On 5 February 2019, the Council of the EU announced that political agreement on simpler and quicker cross-border distribution of investment funds had been reached between the Council of the EU and the European Parliament.
The proposal, which consists of a draft Regulation and draft Directive, is designed to improve transparency and harmonises diverging national rules:
- the draft Regulation improves transparency by aligning national marketing requirements and regulatory fees. It introduces more consistency in the way the regulatory fees are determined. It also harmonises the process and requirements for the verification of marketing material by national competent authorities. The draft Regulation enables the European Securities and Markets Authority to better monitor investment funds; and
- the draft Directive harmonises the conditions under which investment funds may exit a national market. It creates the possibility for asset managers to stop marketing an investment fund in defined cases in one or several host Member State. It also allows European asset managers to test the appetite of potential professional investors for new investment strategies through pre-marketing activities.

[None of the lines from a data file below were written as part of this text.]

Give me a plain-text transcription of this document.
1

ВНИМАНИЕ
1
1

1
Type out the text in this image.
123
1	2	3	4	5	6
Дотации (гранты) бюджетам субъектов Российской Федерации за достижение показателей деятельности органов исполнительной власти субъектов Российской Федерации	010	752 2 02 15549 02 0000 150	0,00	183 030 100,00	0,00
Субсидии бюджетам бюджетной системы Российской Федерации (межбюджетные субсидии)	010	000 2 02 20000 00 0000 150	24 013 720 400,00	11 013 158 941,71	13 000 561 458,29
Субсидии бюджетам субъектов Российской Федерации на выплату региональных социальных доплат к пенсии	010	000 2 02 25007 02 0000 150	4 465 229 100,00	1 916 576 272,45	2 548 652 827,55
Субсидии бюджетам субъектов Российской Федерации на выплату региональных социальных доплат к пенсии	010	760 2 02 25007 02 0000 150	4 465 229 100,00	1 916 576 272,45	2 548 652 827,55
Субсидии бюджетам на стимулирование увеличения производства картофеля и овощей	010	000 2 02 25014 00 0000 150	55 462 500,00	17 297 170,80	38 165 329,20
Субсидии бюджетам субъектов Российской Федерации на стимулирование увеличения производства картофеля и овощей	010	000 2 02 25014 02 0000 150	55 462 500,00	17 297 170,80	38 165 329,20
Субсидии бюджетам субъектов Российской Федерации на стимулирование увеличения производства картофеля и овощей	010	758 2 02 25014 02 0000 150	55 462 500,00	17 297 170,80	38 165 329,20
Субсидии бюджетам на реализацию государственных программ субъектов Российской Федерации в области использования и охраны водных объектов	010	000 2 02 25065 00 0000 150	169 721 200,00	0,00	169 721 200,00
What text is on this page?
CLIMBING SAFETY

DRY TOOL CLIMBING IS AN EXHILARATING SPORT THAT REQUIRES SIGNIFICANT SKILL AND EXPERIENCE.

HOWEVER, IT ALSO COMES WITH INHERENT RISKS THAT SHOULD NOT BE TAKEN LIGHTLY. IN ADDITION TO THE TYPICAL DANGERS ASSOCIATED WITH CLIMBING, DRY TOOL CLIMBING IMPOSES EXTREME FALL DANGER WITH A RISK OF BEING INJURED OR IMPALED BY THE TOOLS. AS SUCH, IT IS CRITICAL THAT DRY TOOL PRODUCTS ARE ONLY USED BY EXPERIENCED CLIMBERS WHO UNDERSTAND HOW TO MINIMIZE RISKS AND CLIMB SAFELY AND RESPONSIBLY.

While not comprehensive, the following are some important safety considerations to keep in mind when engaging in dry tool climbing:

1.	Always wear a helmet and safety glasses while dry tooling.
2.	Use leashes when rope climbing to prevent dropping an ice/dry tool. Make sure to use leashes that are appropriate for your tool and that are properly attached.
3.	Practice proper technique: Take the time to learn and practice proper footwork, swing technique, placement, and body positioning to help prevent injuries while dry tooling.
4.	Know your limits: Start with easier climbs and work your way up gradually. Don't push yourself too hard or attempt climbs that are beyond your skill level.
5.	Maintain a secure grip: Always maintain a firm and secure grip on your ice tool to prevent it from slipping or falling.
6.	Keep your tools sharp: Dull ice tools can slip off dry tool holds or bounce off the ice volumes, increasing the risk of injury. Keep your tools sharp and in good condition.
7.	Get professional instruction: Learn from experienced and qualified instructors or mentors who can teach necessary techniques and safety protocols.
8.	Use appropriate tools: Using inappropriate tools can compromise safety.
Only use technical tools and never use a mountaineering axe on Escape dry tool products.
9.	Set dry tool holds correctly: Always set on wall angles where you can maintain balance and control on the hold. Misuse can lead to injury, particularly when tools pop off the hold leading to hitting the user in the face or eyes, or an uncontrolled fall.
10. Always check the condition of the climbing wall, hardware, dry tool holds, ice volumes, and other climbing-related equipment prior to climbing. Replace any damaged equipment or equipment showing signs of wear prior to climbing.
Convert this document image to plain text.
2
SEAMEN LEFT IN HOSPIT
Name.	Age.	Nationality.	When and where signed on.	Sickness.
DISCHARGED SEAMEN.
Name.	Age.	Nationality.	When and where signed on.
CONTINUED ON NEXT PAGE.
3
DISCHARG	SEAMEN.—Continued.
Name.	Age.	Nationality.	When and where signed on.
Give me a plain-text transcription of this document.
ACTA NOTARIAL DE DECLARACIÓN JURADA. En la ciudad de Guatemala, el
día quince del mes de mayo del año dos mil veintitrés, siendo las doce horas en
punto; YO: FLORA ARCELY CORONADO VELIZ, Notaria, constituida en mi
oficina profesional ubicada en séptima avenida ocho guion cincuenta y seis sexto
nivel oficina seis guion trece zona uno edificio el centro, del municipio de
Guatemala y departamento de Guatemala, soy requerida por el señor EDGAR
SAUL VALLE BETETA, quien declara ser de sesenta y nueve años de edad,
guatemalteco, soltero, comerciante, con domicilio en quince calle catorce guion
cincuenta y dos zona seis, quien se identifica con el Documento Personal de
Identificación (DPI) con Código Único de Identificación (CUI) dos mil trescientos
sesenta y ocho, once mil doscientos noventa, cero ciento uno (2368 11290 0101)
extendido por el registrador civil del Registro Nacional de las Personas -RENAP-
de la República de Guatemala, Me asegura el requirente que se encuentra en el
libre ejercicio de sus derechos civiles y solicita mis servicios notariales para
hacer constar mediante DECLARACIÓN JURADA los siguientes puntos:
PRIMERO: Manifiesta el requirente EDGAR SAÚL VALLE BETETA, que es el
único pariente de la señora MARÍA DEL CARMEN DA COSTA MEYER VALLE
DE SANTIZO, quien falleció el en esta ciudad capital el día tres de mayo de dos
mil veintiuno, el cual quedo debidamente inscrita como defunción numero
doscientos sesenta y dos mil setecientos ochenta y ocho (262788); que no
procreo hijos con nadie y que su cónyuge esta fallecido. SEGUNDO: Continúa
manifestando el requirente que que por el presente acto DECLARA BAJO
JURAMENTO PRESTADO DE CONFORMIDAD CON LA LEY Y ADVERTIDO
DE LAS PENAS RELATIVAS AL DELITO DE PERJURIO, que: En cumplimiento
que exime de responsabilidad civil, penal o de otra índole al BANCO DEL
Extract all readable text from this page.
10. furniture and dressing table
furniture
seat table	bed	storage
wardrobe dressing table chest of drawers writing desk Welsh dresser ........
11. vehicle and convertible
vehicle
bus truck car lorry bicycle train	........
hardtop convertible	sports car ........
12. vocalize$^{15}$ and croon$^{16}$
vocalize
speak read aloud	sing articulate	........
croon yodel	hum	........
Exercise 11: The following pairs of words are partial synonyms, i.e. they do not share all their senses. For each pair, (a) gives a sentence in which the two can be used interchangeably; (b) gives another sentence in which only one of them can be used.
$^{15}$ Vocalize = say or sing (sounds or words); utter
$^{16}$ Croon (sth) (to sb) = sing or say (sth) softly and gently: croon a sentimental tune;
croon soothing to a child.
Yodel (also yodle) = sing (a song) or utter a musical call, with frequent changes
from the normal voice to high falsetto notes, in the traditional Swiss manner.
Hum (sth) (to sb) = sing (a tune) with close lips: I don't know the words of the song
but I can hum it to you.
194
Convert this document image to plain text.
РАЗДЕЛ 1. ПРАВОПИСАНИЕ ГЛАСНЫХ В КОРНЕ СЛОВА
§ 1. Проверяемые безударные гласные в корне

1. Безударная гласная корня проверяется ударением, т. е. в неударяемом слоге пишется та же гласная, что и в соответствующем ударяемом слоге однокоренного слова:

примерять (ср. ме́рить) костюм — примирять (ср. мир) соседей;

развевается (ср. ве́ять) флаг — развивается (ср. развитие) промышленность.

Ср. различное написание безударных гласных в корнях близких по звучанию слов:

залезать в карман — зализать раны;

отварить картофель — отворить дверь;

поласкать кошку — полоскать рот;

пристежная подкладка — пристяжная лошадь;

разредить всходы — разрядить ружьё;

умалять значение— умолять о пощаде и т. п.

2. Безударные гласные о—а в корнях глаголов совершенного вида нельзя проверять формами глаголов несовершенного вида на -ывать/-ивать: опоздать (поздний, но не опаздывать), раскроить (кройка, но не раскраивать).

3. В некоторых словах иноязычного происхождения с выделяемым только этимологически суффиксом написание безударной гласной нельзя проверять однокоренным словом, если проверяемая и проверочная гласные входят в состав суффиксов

The Council has also announced proposals that take the form of a draft Directive and draft Regulation that aim to foster the development of covered bonds across the EU particularly in those Member States where no market currently exits. Among other things the draft Directive provides for a common definition of covered bonds and defines the structural features of the instrument. The draft Regulation amends the Capital Requirements Regulation with the aim of strengthening the conditions for granting preferential capital treatment by adding further requirements.
The texts will now be submitted to EU ambassadors for endorsement before the European Parliament and Council are called upon to adopt them at first reading.